Die Schweizer Wirtschaft stand schon unter einem besseren Stern. Die Handelspartnerin EU scheint seit der MEI düpiert, der starke Franken will kaum schwächeln. Und nun sind ziehen über dem Wachstumsmarkt Asien immer dunklere Wolken auf.
Grund genug, die Wahl-Arena in Visp ins Licht der Ökonomie zu stellen und Vertreter von sechs Parteien nach ihren Strategien zu fragen.
Wo spielt die Sozialpartnerschaft?
Corrado Pardini, Nationalrat (SP/BE), eröffnet die Runde mit einer Grundsatzkritik: «All die Parteien liegen falsch, die mit wirtschaftlichen Vorstössen nur den Arbeitgeber meinen.» Stattdessen «müssen wir Wirtschaft integral verstehen» – also auch die Anliegen des Arbeitnehmers bedenken.
Ruedi Noser, Nationalrat (FDP/ZH), heisst die von Corrado Pardini stark gemachte Sozialpartnerschaft der Idee nach zwar gut. Doch dürfe diese nicht an den Staat delegiert werden. Stattdessen werde Sozialpartnerschaft in der Firma gelebt. «Der Arbeitgeber im Betrieb muss mit dem Angestellten einen Weg finden.»
Louis Schelbert, Nationalrat (GPS/LU), stärkt indes Corrado Pardini den Rücken: Auf jene Deregulierung zu setzen, welche sich die Liberalen wünschten, sei in der angespannten Lage auch das falsche Rezept.
Bilaterale als höchstes Gut
Als Hemmschuh für die Wirtschaft kristallisiert sich im Verlauf des Gesprächs alsbald die Abschottung der Schweiz von Europa heraus. Doch Nationalrätin Sylvia Flückiger (SVP/AG) relativiert das Problem: «Die EU hat kein Interesse daran, die bilateralen Verträge zu kündigen». Dafür sei die Schweiz als Handelspartner für die EU viel zu wichtig.
Dem widerspricht Ständerat Pirmin Bischof (CVP/SO): «Mit den Bilateralen setzen wir das grösste Gut aufs Spiel. Das ist die Rechtssicherheit». Und er betont, dass hierunter alle Unternehmen leiden würden, zumal Rechtsunsicherheit auch Planungsunsicherheit bedeute.
Fachkräftemangel
Als weiteres Problem für die Schweizer Wirtschaft steht der Mangel an Fachkräften zur Debatte.
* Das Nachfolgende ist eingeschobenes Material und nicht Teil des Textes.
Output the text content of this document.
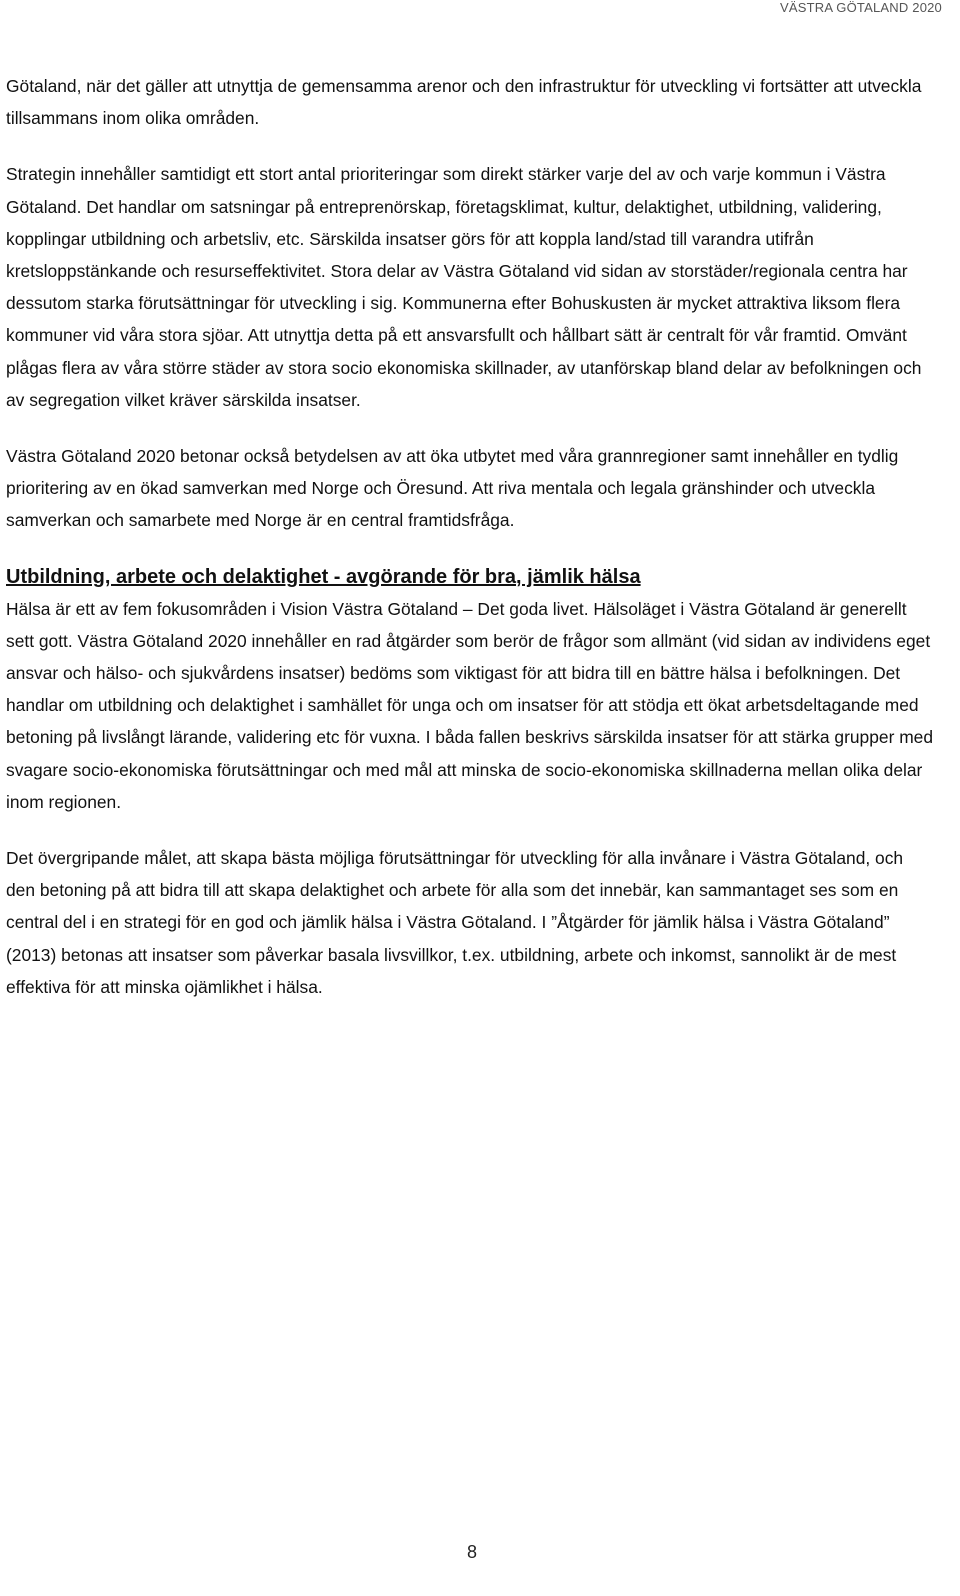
VÄSTRA GÖTALAND 2020

Götaland, när det gäller att utnyttja de gemensamma arenor och den infrastruktur för utveckling vi fortsätter att utveckla tillsammans inom olika områden.

Strategin innehåller samtidigt ett stort antal prioriteringar som direkt stärker varje del av och varje kommun i Västra Götaland. Det handlar om satsningar på entreprenörskap, företagsklimat, kultur, delaktighet, utbildning, validering, kopplingar utbildning och arbetsliv, etc. Särskilda insatser görs för att koppla land/stad till varandra utifrån kretsloppstänkande och resurseffektivitet. Stora delar av Västra Götaland vid sidan av storstäder/regionala centra har dessutom starka förutsättningar för utveckling i sig. Kommunerna efter Bohuskusten är mycket attraktiva liksom flera kommuner vid våra stora sjöar. Att utnyttja detta på ett ansvarsfullt och hållbart sätt är centralt för vår framtid. Omvänt plågas flera av våra större städer av stora socio ekonomiska skillnader, av utanförskap bland delar av befolkningen och av segregation vilket kräver särskilda insatser.

Västra Götaland 2020 betonar också betydelsen av att öka utbytet med våra grannregioner samt innehåller en tydlig prioritering av en ökad samverkan med Norge och Öresund. Att riva mentala och legala gränshinder och utveckla samverkan och samarbete med Norge är en central framtidsfråga.

Utbildning, arbete och delaktighet - avgörande för bra, jämlik hälsa

Hälsa är ett av fem fokusområden i Vision Västra Götaland – Det goda livet. Hälsoläget i Västra Götaland är generellt sett gott. Västra Götaland 2020 innehåller en rad åtgärder som berör de frågor som allmänt (vid sidan av individens eget ansvar och hälso- och sjukvårdens insatser) bedöms som viktigast för att bidra till en bättre hälsa i befolkningen. Det handlar om utbildning och delaktighet i samhället för unga och om insatser för att stödja ett ökat arbetsdeltagande med betoning på livslångt lärande, validering etc för vuxna. I båda fallen beskrivs särskilda insatser för att stärka grupper med svagare socio-ekonomiska förutsättningar och med mål att minska de socio-ekonomiska skillnaderna mellan olika delar inom regionen.

Det övergripande målet, att skapa bästa möjliga förutsättningar för utveckling för alla invånare i Västra Götaland, och den betoning på att bidra till att skapa delaktighet och arbete för alla som det innebär, kan sammantaget ses som en central del i en strategi för en god och jämlik hälsa i Västra Götaland. I ”Åtgärder för jämlik hälsa i Västra Götaland” (2013) betonas att insatser som påverkar basala livsvillkor, t.ex. utbildning, arbete och inkomst, sannolikt är de mest effektiva för att minska ojämlikhet i hälsa.

8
Laut Pirmin Bischof herrsche «zuviel Freizügigkeit in den Köpfen». In dem Sinn, als zuviele Fachkräfte – etwa Ärzte – importiert würden. Ferner schätze man die Berufslehren zu wenig. Je mehr man akademisiere, desto mehr setze man das weltweit einmalige duale Bildungssystem aufs Spiel.
Einen weiteren Aspekt bringt Nationalrätin Rosmarie Quadranti (BDP/ZH) ins Spiel: die Frauen. Zwar löse die Idee «Frauen an die Werkbank» nicht das ganze Problem. «Aber das Potential liegt bei den Frauen.» Und es könne mit Anstossprogrammen geschöpft werden.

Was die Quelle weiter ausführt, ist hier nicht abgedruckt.